子供の頃、大人の財布の中には無尽蔵の現金が入っているものだと思っていました。週末に家族で日用品の買出しに行った際に、母の財布から何枚ものお札が出ているのを見ていたので、「ああ、大人って、たくさんお金を持ってるんだなぁ」と。しかし、実際に私が大人になって、財布の中にどれくらいの現金が入っているかというと……うぅぅ。
私の財布にはあまり現金が入っていません。うっかり大金を持ち歩くと、その日のうちに本屋に入って技術書3冊6000円也毎度あり、という状況を作り出してしまいます。技術書ならまだいいんですよ。本屋帰りにゲーム屋に寄り道したりすると、自制心との戦いになります。
「あ、このゲーム安いなぁ」
「ああ、たまにはゲーム用のカードも買いたいなぁ」
3冊の本を読破するのにどれくらい時間がかかるかわからないのに、それ以上に時間がかかるゲームに手を出そうとしています。んでもって、なまじ資金があると「まあ、いいか。金ならあるし」という考えに達してしまいます。そういう理由から、私はあまり現金を持ち歩かないようにしています。最初から寄り道せずに帰ればいいだけの事なんですが。
「無駄遣いをするのを防ぐため」という立派な理由があるとは言え、給料日直後なんかはある程度の現金が入っています。この時期を乗り切らねば次の給料日前に大変な事になる、それが分かっているので、この時期はあまり寄り道をしたくありません。したくありませんが、待ちわびた本やらCDやらその他諸々の発売日だったりするとやっぱり寄り道をしなければなりません。さすがに最近ではゆっくり本を読む時間が取りにくくなっているため、本屋で心を乱される事はありません。目的のブツにまっしぐら。たまに立ち読みもしますが。問題は電化製品の類。財布の中身が裕福だとイヤホンだのブランクCDだのまでに目が奪われてしまいます。
「ああ、あの空CD安いなぁ。買っておこうかなぁ」お前、後何枚ストックがあると思ってるんだ。まだ10枚以上あるぞ。

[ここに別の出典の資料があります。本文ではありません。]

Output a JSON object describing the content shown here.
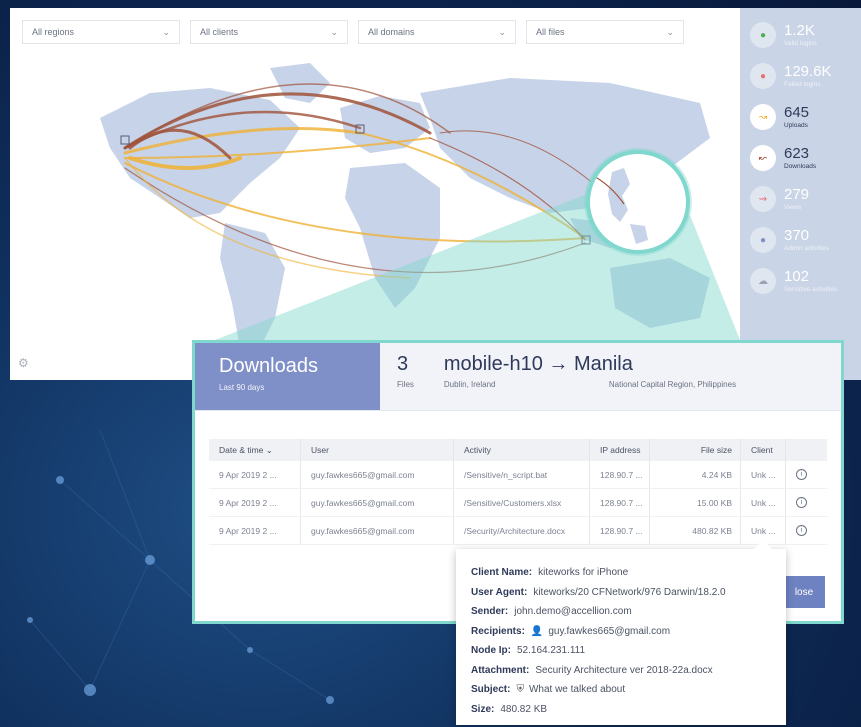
{
  "filters": [
    {
      "label": "All regions"
    },
    {
      "label": "All clients"
    },
    {
      "label": "All domains"
    },
    {
      "label": "All files"
    }
  ],
  "stats": [
    {
      "value": "1.2K",
      "label": "Valid logins",
      "icon": "dot-icon"
    },
    {
      "value": "129.6K",
      "label": "Failed logins",
      "icon": "dot-icon"
    },
    {
      "value": "645",
      "label": "Uploads",
      "icon": "upload-arrow-icon"
    },
    {
      "value": "623",
      "label": "Downloads",
      "icon": "download-arrow-icon"
    },
    {
      "value": "279",
      "label": "Views",
      "icon": "view-icon"
    },
    {
      "value": "370",
      "label": "Admin activities",
      "icon": "dot-icon"
    },
    {
      "value": "102",
      "label": "Sensitive activities",
      "icon": "cloud-icon"
    }
  ],
  "popup": {
    "title": "Downloads",
    "subtitle": "Last 90 days",
    "count": "3",
    "count_label": "Files",
    "route": "mobile-h10 → Manila",
    "from_location": "Dublin, Ireland",
    "to_location": "National Capital Region, Philippines",
    "columns": [
      "Date & time",
      "User",
      "Activity",
      "IP address",
      "File size",
      "Client"
    ],
    "rows": [
      {
        "date": "9 Apr 2019 2 ...",
        "user": "guy.fawkes665@gmail.com",
        "activity": "/Sensitive/n_script.bat",
        "ip": "128.90.7 ...",
        "size": "4.24 KB",
        "client": "Unk ..."
      },
      {
        "date": "9 Apr 2019 2 ...",
        "user": "guy.fawkes665@gmail.com",
        "activity": "/Sensitive/Customers.xlsx",
        "ip": "128.90.7 ...",
        "size": "15.00 KB",
        "client": "Unk ..."
      },
      {
        "date": "9 Apr 2019 2 ...",
        "user": "guy.fawkes665@gmail.com",
        "activity": "/Security/Architecture.docx",
        "ip": "128.90.7 ...",
        "size": "480.82 KB",
        "client": "Unk ..."
      }
    ],
    "close_label": "lose"
  },
  "tooltip": {
    "client_name_label": "Client Name:",
    "client_name": "kiteworks for iPhone",
    "user_agent_label": "User Agent:",
    "user_agent": "kiteworks/20 CFNetwork/976 Darwin/18.2.0",
    "sender_label": "Sender:",
    "sender": "john.demo@accellion.com",
    "recipients_label": "Recipients:",
    "recipients": "guy.fawkes665@gmail.com",
    "node_ip_label": "Node Ip:",
    "node_ip": "52.164.231.111",
    "attachment_label": "Attachment:",
    "attachment": "Security Architecture ver 2018-22a.docx",
    "subject_label": "Subject:",
    "subject": "What we talked about",
    "size_label": "Size:",
    "size": "480.82 KB"
  },
  "colors": {
    "accent": "#7f8fc7",
    "teal": "#7fd7cd",
    "upload": "#f0b233",
    "download": "#a0523a"
  }
}
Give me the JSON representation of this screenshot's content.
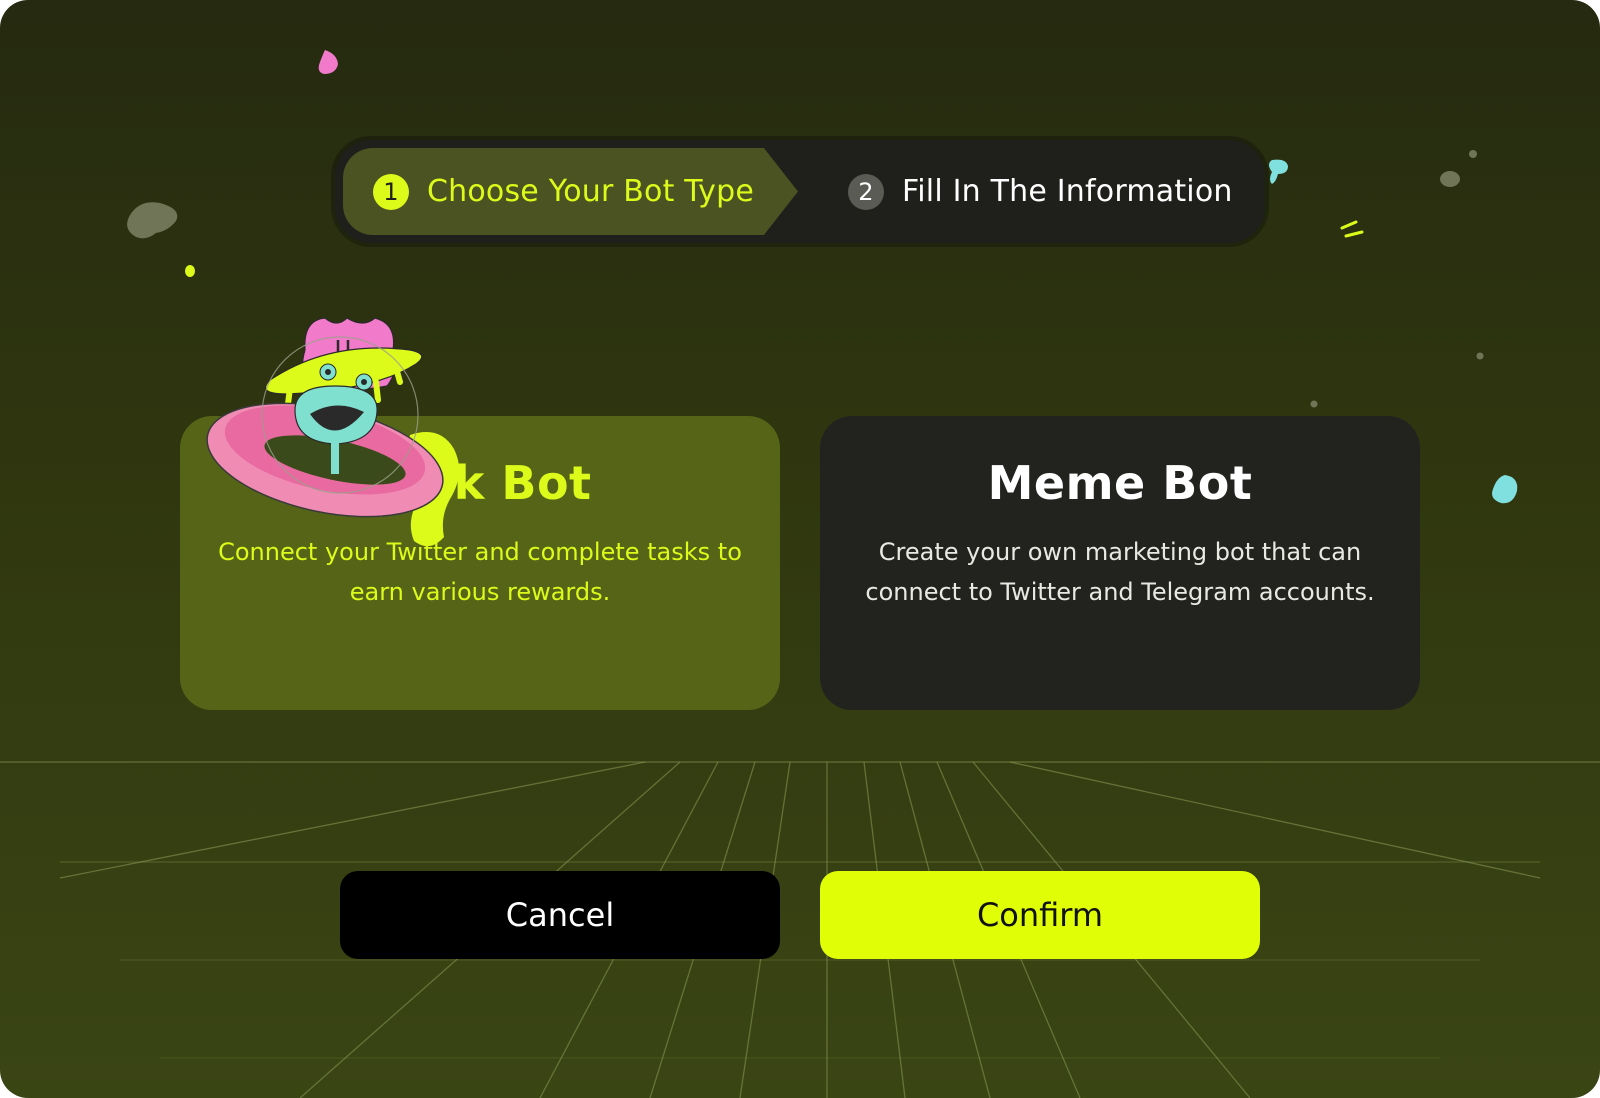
{
  "stepper": {
    "steps": [
      {
        "number": "1",
        "label": "Choose Your Bot Type",
        "active": true
      },
      {
        "number": "2",
        "label": "Fill In The Information",
        "active": false
      }
    ]
  },
  "cards": [
    {
      "id": "task-bot",
      "title": "Task Bot",
      "description": "Connect your Twitter and complete tasks to earn various rewards.",
      "selected": true
    },
    {
      "id": "meme-bot",
      "title": "Meme Bot",
      "description": "Create your own marketing bot that can connect to Twitter and Telegram accounts.",
      "selected": false
    }
  ],
  "actions": {
    "cancel_label": "Cancel",
    "confirm_label": "Confirm"
  },
  "colors": {
    "accent": "#e0ff06",
    "selected_card": "#566418",
    "unselected_card": "#22231f",
    "stepper_bg": "#1f201b"
  },
  "icons": {
    "mascot": "alien-ufo-mascot-illustration"
  }
}
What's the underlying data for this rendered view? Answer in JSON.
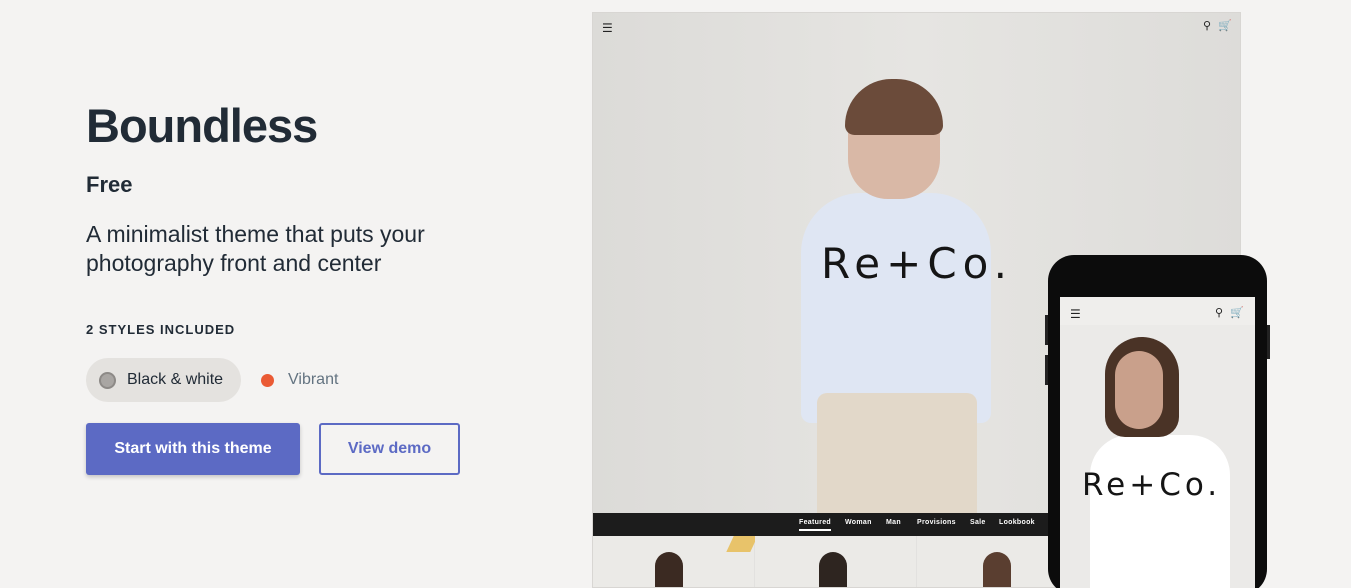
{
  "theme": {
    "title": "Boundless",
    "price": "Free",
    "description": "A minimalist theme that puts your photography front and center",
    "styles_heading": "2 STYLES INCLUDED",
    "styles": [
      {
        "label": "Black & white",
        "color": "#a9a6a3",
        "selected": true
      },
      {
        "label": "Vibrant",
        "color": "#ea5a34",
        "selected": false
      }
    ],
    "primary_button": "Start with this theme",
    "secondary_button": "View demo"
  },
  "preview": {
    "brand": "Re+Co.",
    "menu_icon": "hamburger-icon",
    "search_icon": "search-icon",
    "cart_icon": "cart-icon",
    "nav_items": [
      "Featured",
      "Woman",
      "Man",
      "Provisions",
      "Sale",
      "Lookbook"
    ],
    "active_nav": "Featured"
  },
  "colors": {
    "accent": "#5c6ac4",
    "background": "#f4f3f2",
    "text": "#212b36"
  }
}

「ああ、メモリ買い足したいなぁ」最近はノートパソコンばかり使ってるだろ。我慢しなさい。
「ああ、ゲームしたいなぁ」したいねぇ。
一部に希望が混ざったりしますが、とにかく誘惑を振り切り店の外に出ます。そして私の前に日々立ちはだかる自宅そばのコンビニ。
「じゃがりこ食いたい」
「アイス食べたい」
「酎ハイ飲みたい」
これらの欲望を振り切り、自宅に戻って麦茶を飲んで、ようやくその日の戦いは終わりです。不思議な事に、一度自宅に戻れば外出する気は半分以下になってしまいます。面倒だからかな。
では給料日前は。いや、もう、ね。凄いんですよ。財布。よく「中身よりも財布そのもののほうが高価」って言いますが、まさしくそれ。しかし、私の財布ってそんなに高価なものというわけでもありません。今年の正月に数千円で買った財布。小銭が出し入れしやすい便利なお財布です。その「数千円」に中身が負けている事もままあるのです。そんなときに限って飲み会に誘われたりします。
「いや、金持ってないんですよ」
「いくら持ってるんだ?」
「えーと、1680円ですね」
珍しい話ではありません。むしろ、日常茶飯事だったりします。で、そんなお財布を持ったままコンビニに寄ったりします。酒、つまみ、アイス、シュークリーム。こういうときに限って財布の中身の事をころっと忘れてたりします。もしくは「あと幾らは入ってたハズ」と思っています。そして、いざ会計。会計。会……え?財布の中にはたったの83円。
「……すいません、やっぱりナシで」
と何度レジで言ったか分かりません。恥ずかしいんですよ、買うはずのものを自分で棚に戻す作業というのは。そのまま小さくなって店の外に出て、当分この店では買い物できないなぁと思ってたりします。そして、店の外から再度店内の、レジの辺りを眺めます。高校生くらいでしょうか、若いお兄ちゃんが大量の食料の支払いを、気前良く万札で行っています。それを見て、そして我が身を振り返って「ああ、大人って案外金を持ってないんだなぁ」と思うのでした。ほら、そこ、「金持ってないのはお前だけだ」とか言わない。